Last Updated: Friday, 22 September 2006, 10:35 GMT 11:35 UK
EU nations clash over immigration
Africans are making treacherous sea journeys to reach Europe
EU ministers have expressed sharp differences over how to deal with an influx of illegal immigrants to Europe.
At talks in Finland, Spain's justice minister called for help to deal with the surge of mainly African migrants arriving in Spain's Canary Islands.
But Germany's interior minister said Madrid should not be calling for other people's money.
And Austria criticised Spain's decision to grant amnesty to some 500,000 undocumented foreigners in 2005.

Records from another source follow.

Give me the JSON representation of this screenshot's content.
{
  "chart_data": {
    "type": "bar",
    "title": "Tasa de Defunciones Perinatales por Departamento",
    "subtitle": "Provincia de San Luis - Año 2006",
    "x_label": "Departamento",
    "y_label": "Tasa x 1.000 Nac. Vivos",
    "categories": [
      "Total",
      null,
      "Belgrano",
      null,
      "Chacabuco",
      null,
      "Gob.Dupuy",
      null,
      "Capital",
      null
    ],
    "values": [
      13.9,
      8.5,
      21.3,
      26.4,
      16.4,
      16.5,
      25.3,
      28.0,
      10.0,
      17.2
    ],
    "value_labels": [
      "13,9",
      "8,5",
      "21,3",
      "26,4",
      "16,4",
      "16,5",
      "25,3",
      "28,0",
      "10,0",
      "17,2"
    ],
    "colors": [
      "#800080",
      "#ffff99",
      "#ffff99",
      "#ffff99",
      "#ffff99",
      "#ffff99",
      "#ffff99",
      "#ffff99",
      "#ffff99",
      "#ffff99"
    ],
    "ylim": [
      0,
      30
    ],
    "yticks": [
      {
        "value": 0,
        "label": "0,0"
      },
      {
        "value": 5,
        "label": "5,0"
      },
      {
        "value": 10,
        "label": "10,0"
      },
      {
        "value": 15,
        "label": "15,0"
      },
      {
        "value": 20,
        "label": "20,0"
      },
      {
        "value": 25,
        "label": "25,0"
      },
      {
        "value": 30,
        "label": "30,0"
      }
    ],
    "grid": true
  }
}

About 24,000 illegal migrants have made the often perilous sea crossing from West Africa to the Canary Islands in the Atlantic this year.
Up to 3,000 of them are believed to have died during the journey.
'Wrong signal'
At the meeting in the Finnish city of Tampere, Spain made a fresh appeal for help, after repeatedly stating that it was unable to cope with the influx.
“These people coming from the African continent are knocking on the door of the whole of the European Union – we just happen to be closest border country towards the African continent,” Spanish Justice Minister Juan Fernando Lopez Aguilar said.
Spain also said it wanted better organisation of Frontex, the hurriedly created EU border patrol force that operates in the Mediterranean, the BBC's Jonny Dymond in Tampere says.
In response, German Interior Minister Wolfgang Schauble said Madrid “must stop asking for the money of others”.
He pointed out that Berlin had carried a similar problem for many years.
Austrian Justice Minister Karin Gastinger said Spain had sent “the wrong signal” by legalising the status of at least 500,000 illegal workers last year.
Ms Gastinger said the decision had given “some kind of pull factor to the people in Africa, as we unfortunately saw in the last months”.
Italy's Interior Minister Interior Minister Giuliano Amato suggested that money would be better spent in Africa – in the countries where the asylum seekers were coming from.
For the moment at least it looks as if Spain's appeals for help are going nowhere, our correspondent says.